# Javea Schools



## sydneyMum (Apr 23, 2014)

Hi there

I'd like to find out some more information on the international schools in Javea.

I have 2 primary school aged children 5 and 7 and as we will only be in Spain for 12-18mths, I would rather they went to an English speaking school where they will get the opportunity to learn Spanish, rather than throw them in the deep end at a state school/

Has anyone had any direct experience with Lady Elizabeth or XIC ? And if so would you recommend one over the other ?

I read somewhere that Lady Elizabeth is a 45min commute from Javea. As I also have a 1 year old, I definitely don't want to spend 1.5 hrs in a car each day for the school run.

Do people who attend Lady Elizabeth generally live closer to the school and if so, where ?

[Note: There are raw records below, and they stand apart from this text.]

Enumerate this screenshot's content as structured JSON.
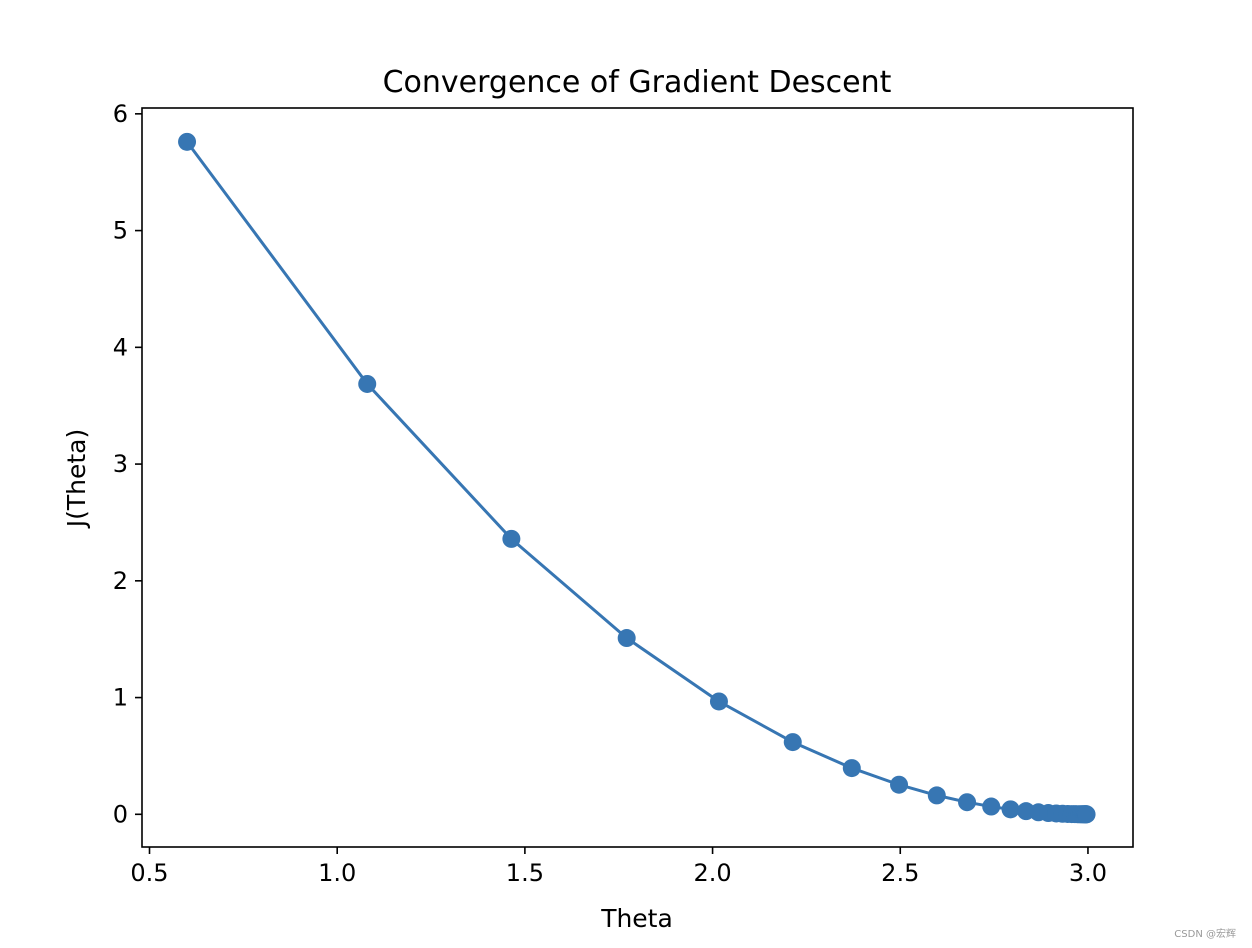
{
  "chart_data": {
    "type": "line",
    "title": "Convergence of Gradient Descent",
    "xlabel": "Theta",
    "ylabel": "J(Theta)",
    "xlim": [
      0.48,
      3.12
    ],
    "ylim": [
      -0.28,
      6.05
    ],
    "xticks": [
      0.5,
      1.0,
      1.5,
      2.0,
      2.5,
      3.0
    ],
    "xtick_labels": [
      "0.5",
      "1.0",
      "1.5",
      "2.0",
      "2.5",
      "3.0"
    ],
    "yticks": [
      0,
      1,
      2,
      3,
      4,
      5,
      6
    ],
    "ytick_labels": [
      "0",
      "1",
      "2",
      "3",
      "4",
      "5",
      "6"
    ],
    "grid": false,
    "marker": "circle",
    "series": [
      {
        "color": "#3776b3",
        "x": [
          0.6,
          1.08,
          1.464,
          1.7712,
          2.017,
          2.2136,
          2.3709,
          2.4967,
          2.5973,
          2.6779,
          2.7423,
          2.7938,
          2.8351,
          2.8681,
          2.8945,
          2.9156,
          2.9324,
          2.946,
          2.9568,
          2.9654,
          2.9723,
          2.9779,
          2.9823,
          2.9858,
          2.9887,
          2.9909,
          2.9927,
          2.9942,
          2.9954,
          2.9963
        ],
        "y": [
          5.76,
          3.6864,
          2.3593,
          1.5099,
          0.9664,
          0.6185,
          0.3958,
          0.2533,
          0.1621,
          0.1038,
          0.0664,
          0.0425,
          0.0272,
          0.0174,
          0.0111,
          0.0071,
          0.0046,
          0.0029,
          0.0019,
          0.0012,
          0.0008,
          0.0005,
          0.0003,
          0.0002,
          0.0001,
          0.0001,
          0.0001,
          0.0,
          0.0,
          0.0
        ]
      }
    ]
  },
  "watermark": "CSDN @宏辉"
}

Thanks in advance for all your help

Cheers


----------



## xabiaxica (Jun 23, 2009)

sydneyMum said:


> Hi there
> 
> I'd like to find out some more information on the international schools in Javea.
> 
> ...


the best thing you can do is arrange to visit them both, and ask that your children be allowed to sit in on a few lessons

although I understand that they have more or less the same level of success at GCSE & A level, that's years away for your children, so pretty much irrelevant, especially if you're not staying long term

I say visit them because they are VERY different in both premises & ethos, parents & children who love one, really don't like the other one little bit

I know teachers & students at both btw

only XIC is actually IN Jávea, but LES is only a few minutes away - students at both come from all over the area


----------



## sydneyMum (Apr 23, 2014)

xabiachica said:


> the best thing you can do is arrange to visit them both, and ask that your children be allowed to sit in on a few lessons
> 
> although I understand that they have more or less the same level of success at GCSE & A level, that's years away for your children, so pretty much irrelevant, especially if you're not staying long term
> 
> ...


Thanks xabiachica for your response.

We are coming from Australia and I don't think we will have the opportunity to see the schools before we enrol the girls unfortunately.

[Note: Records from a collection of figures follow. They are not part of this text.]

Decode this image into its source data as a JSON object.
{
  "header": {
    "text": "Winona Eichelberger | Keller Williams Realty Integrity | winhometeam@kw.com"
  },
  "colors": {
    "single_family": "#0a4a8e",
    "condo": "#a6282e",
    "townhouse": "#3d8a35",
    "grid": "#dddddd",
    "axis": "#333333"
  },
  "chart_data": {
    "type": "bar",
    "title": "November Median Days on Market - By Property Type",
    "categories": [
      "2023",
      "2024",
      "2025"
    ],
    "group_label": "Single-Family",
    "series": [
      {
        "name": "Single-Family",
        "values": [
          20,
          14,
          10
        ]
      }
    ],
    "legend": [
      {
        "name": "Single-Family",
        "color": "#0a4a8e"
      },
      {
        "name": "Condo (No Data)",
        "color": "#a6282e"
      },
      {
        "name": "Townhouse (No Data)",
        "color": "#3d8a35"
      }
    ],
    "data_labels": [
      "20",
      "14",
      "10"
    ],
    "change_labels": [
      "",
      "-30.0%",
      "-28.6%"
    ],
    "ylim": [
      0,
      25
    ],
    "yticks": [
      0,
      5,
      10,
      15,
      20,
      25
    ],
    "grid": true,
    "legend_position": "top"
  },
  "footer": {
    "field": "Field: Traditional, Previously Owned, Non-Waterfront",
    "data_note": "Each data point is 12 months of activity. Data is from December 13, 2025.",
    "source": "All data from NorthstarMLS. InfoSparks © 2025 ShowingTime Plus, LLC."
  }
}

Would you be able to give me some insight into the general likes/dislikes that people have on each school ? I completely understand that these would be generalisations.

Also, if we were living in Javea, how long would it take me to drive and to the school drop off ? My husband read somewhere that it was 45minutes!

Thanks again


----------



## xabiaxica (Jun 23, 2009)

sydneyMum said:


> Thanks xabiachica for your response.
> 
> We are coming from Australia and I don't think we will have the opportunity to see the schools before we enrol the girls unfortunately.
> 
> ...


LES runs a school bus from Jávea, so you could use that - it would depend where in Jávea you lived as to how long the drive would be

the primary XIC is on the Cabo La Nao - it would be possible to walk there if you rented a house nearby, or the drive could be half an hour (or more) if you lived the other end of Jávea!

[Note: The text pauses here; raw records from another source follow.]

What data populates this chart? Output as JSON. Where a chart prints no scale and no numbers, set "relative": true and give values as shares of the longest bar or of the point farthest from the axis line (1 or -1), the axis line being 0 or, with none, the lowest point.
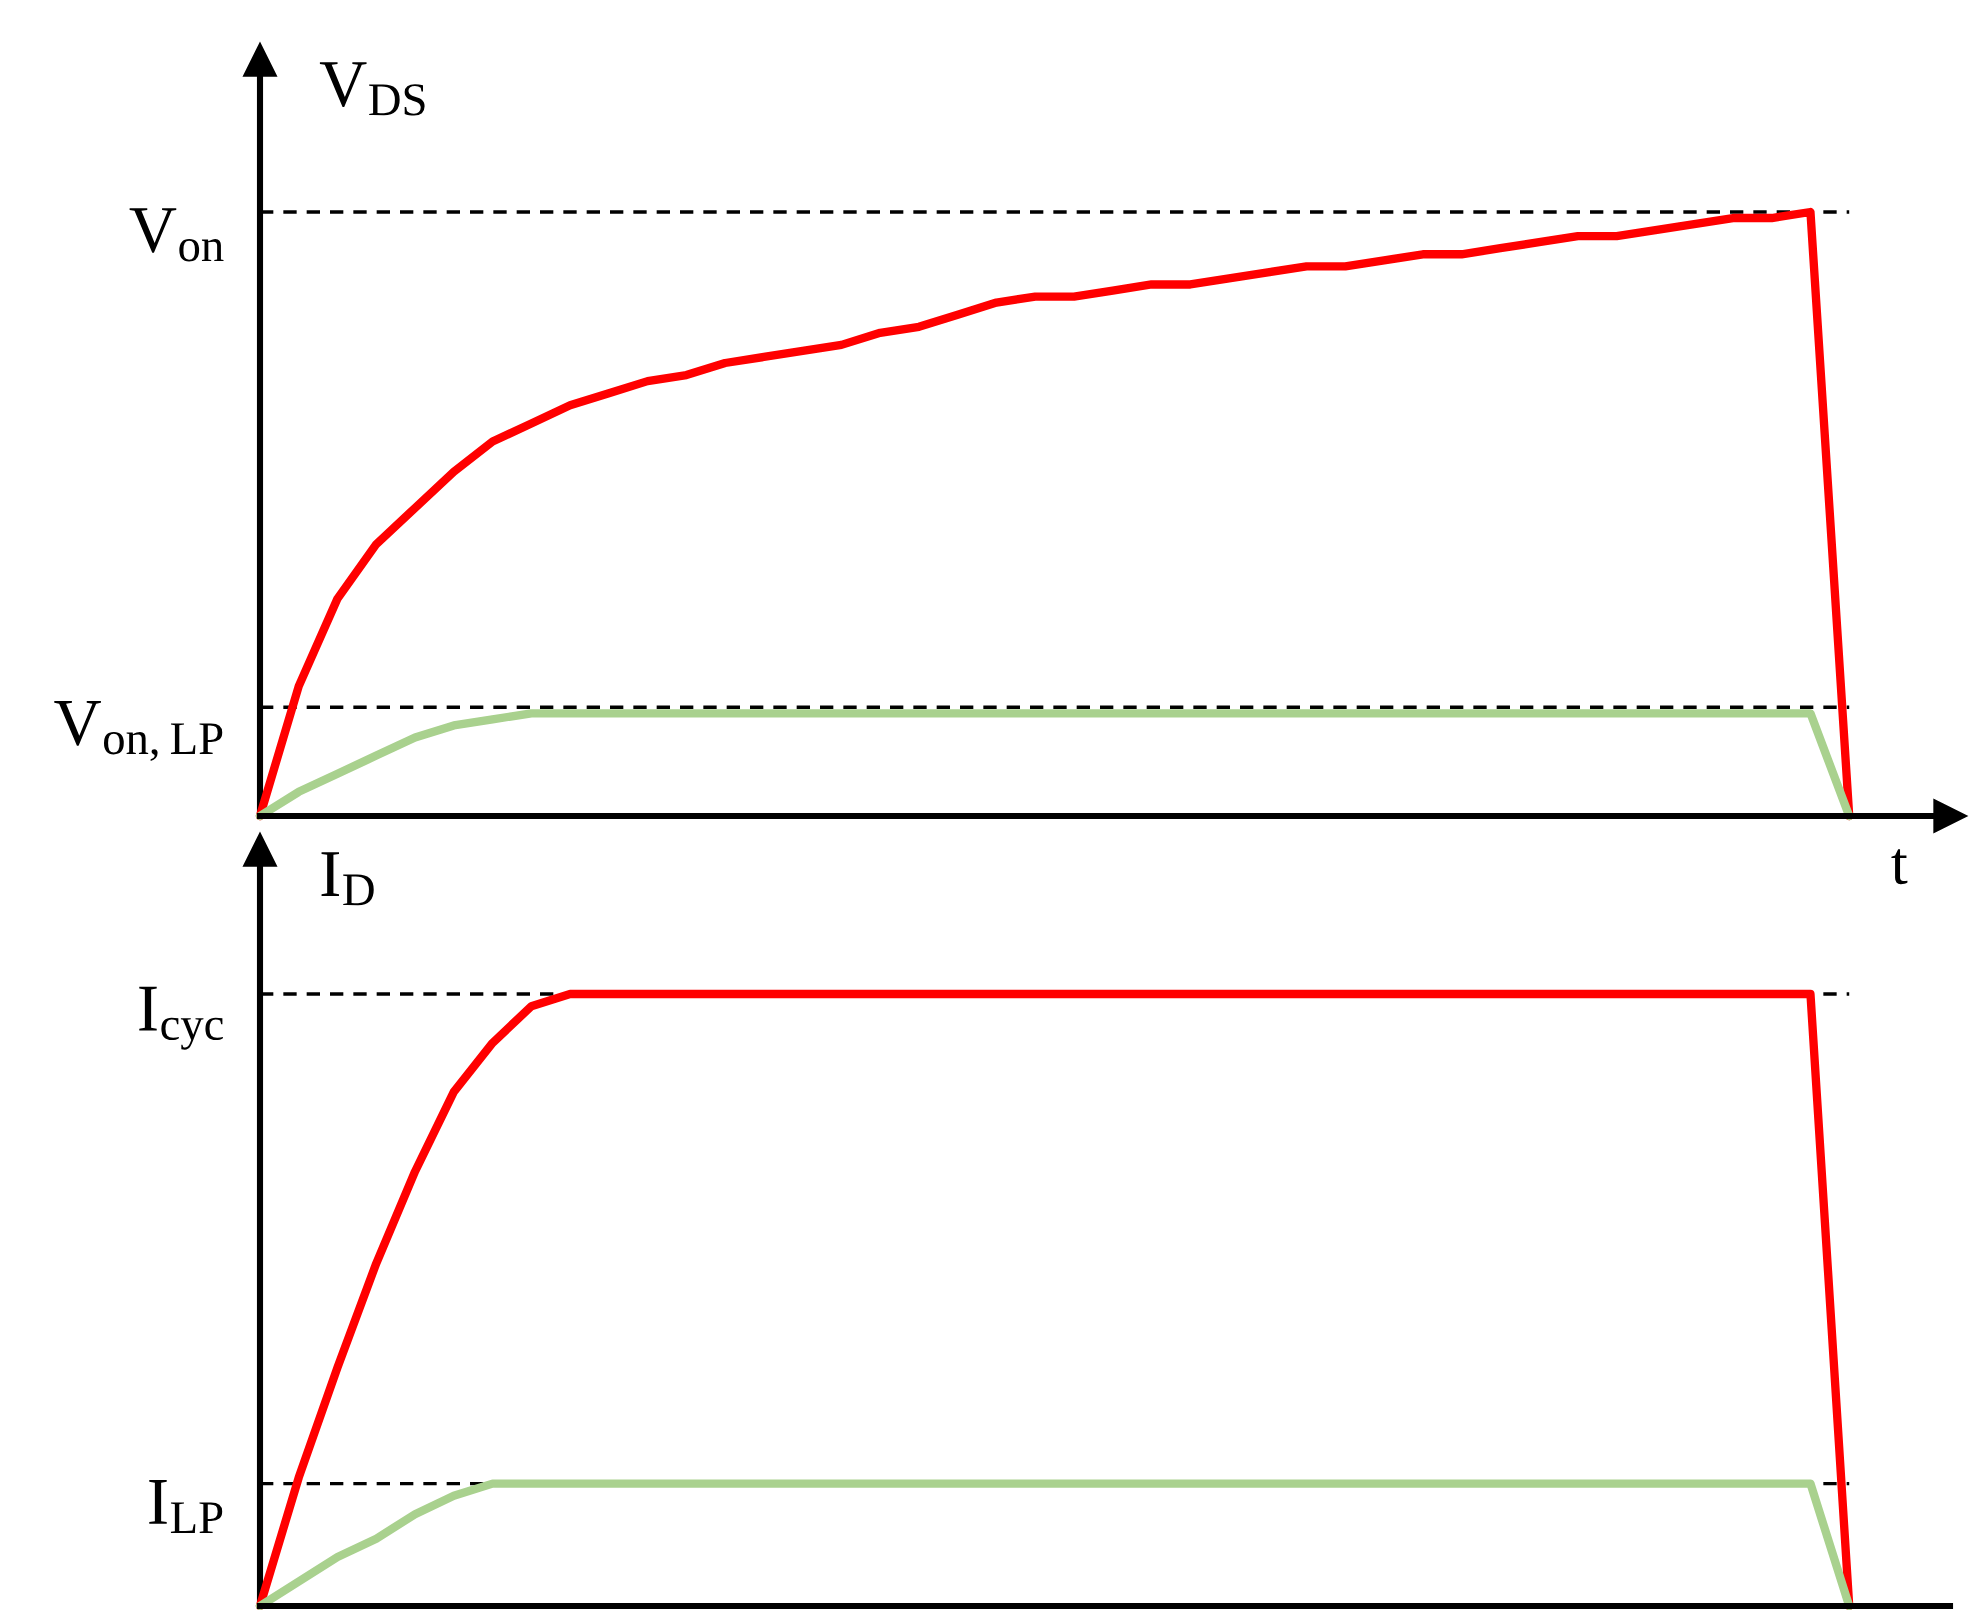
{
  "chart_data": [
    {
      "type": "line",
      "relative": true,
      "ylabel": "V$_{DS}$",
      "xlabel": "t",
      "legend": false,
      "categories": [
        null,
        null,
        null,
        null,
        null,
        null,
        null,
        null,
        null,
        null,
        null,
        null,
        null,
        null,
        null,
        null,
        null,
        null,
        null,
        null,
        null,
        null,
        null,
        null,
        null,
        null,
        null,
        null,
        null,
        null,
        null,
        null,
        null,
        null,
        null,
        null,
        null,
        null,
        null,
        null,
        null,
        null,
        null
      ],
      "series": [
        {
          "color": "#ff0000",
          "values": [
            0,
            0.215,
            0.36,
            0.45,
            0.51,
            0.57,
            0.62,
            0.65,
            0.68,
            0.7,
            0.72,
            0.73,
            0.75,
            0.76,
            0.77,
            0.78,
            0.8,
            0.81,
            0.83,
            0.85,
            0.86,
            0.86,
            0.87,
            0.88,
            0.88,
            0.89,
            0.9,
            0.91,
            0.91,
            0.92,
            0.93,
            0.93,
            0.94,
            0.95,
            0.96,
            0.96,
            0.97,
            0.98,
            0.99,
            0.99,
            1,
            0,
            null
          ]
        },
        {
          "color": "#a9d18e",
          "values": [
            0,
            0.04,
            0.07,
            0.1,
            0.13,
            0.15,
            0.16,
            0.17,
            0.17,
            0.17,
            0.17,
            0.17,
            0.17,
            0.17,
            0.17,
            0.17,
            0.17,
            0.17,
            0.17,
            0.17,
            0.17,
            0.17,
            0.17,
            0.17,
            0.17,
            0.17,
            0.17,
            0.17,
            0.17,
            0.17,
            0.17,
            0.17,
            0.17,
            0.17,
            0.17,
            0.17,
            0.17,
            0.17,
            0.17,
            0.17,
            0.17,
            0,
            null
          ]
        }
      ],
      "ref_lines": [
        {
          "axis": "y",
          "value": 1,
          "label": "V$_{on}$",
          "color": "#000000",
          "line_style": "dashed"
        },
        {
          "axis": "y",
          "value": 0.18,
          "label": "V$_{on,LP}$",
          "color": "#000000",
          "line_style": "dashed"
        }
      ]
    },
    {
      "type": "line",
      "relative": true,
      "ylabel": "I$_{D}$",
      "legend": false,
      "categories": [
        null,
        null,
        null,
        null,
        null,
        null,
        null,
        null,
        null,
        null,
        null,
        null,
        null,
        null,
        null,
        null,
        null,
        null,
        null,
        null,
        null,
        null,
        null,
        null,
        null,
        null,
        null,
        null,
        null,
        null,
        null,
        null,
        null,
        null,
        null,
        null,
        null,
        null,
        null,
        null,
        null,
        null,
        null
      ],
      "series": [
        {
          "color": "#ff0000",
          "values": [
            0,
            0.21,
            0.39,
            0.56,
            0.71,
            0.84,
            0.92,
            0.98,
            1,
            1,
            1,
            1,
            1,
            1,
            1,
            1,
            1,
            1,
            1,
            1,
            1,
            1,
            1,
            1,
            1,
            1,
            1,
            1,
            1,
            1,
            1,
            1,
            1,
            1,
            1,
            1,
            1,
            1,
            1,
            1,
            1,
            0,
            null
          ]
        },
        {
          "color": "#a9d18e",
          "values": [
            0,
            0.04,
            0.08,
            0.11,
            0.15,
            0.18,
            0.2,
            0.2,
            0.2,
            0.2,
            0.2,
            0.2,
            0.2,
            0.2,
            0.2,
            0.2,
            0.2,
            0.2,
            0.2,
            0.2,
            0.2,
            0.2,
            0.2,
            0.2,
            0.2,
            0.2,
            0.2,
            0.2,
            0.2,
            0.2,
            0.2,
            0.2,
            0.2,
            0.2,
            0.2,
            0.2,
            0.2,
            0.2,
            0.2,
            0.2,
            0.2,
            0,
            null
          ]
        }
      ],
      "ref_lines": [
        {
          "axis": "y",
          "value": 1,
          "label": "I$_{cyc}$",
          "color": "#000000",
          "line_style": "dashed"
        },
        {
          "axis": "y",
          "value": 0.2,
          "label": "I$_{LP}$",
          "color": "#000000",
          "line_style": "dashed"
        }
      ]
    }
  ]
}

you wouldn't be able to enrol the girls at either school without a face to face interview afaik, so you'll be able to judge for yourself, anyway


----------



## Campbell Clan (Sep 8, 2013)

sydneyMum said:


> Hi there
> 
> I'd like to find out some more information on the international schools in Javea.
> 
> ...


Hi we are moving to Javea in November and have recently been to visit the rainbow school near the port area of Javea so roughly a 5 min drive / 20 min walk from where we will be living in the arenal area of javea. We have two girls aged 5 & 18 months and we have signed them up for this school as it is definitely geared towards younger children, class sizes are small 10-15 pupils max and half the day is in english the other half in spanish so will be excellent for integrating the kids prior to evaluating the state school system. On another note the fees were extremely competitive and the owners are a young dutch couple with excellent ideas on active/ fun learning if i where you i would check out there website . . . Rainbow School is the international primary school . . .

all the best with your move


----------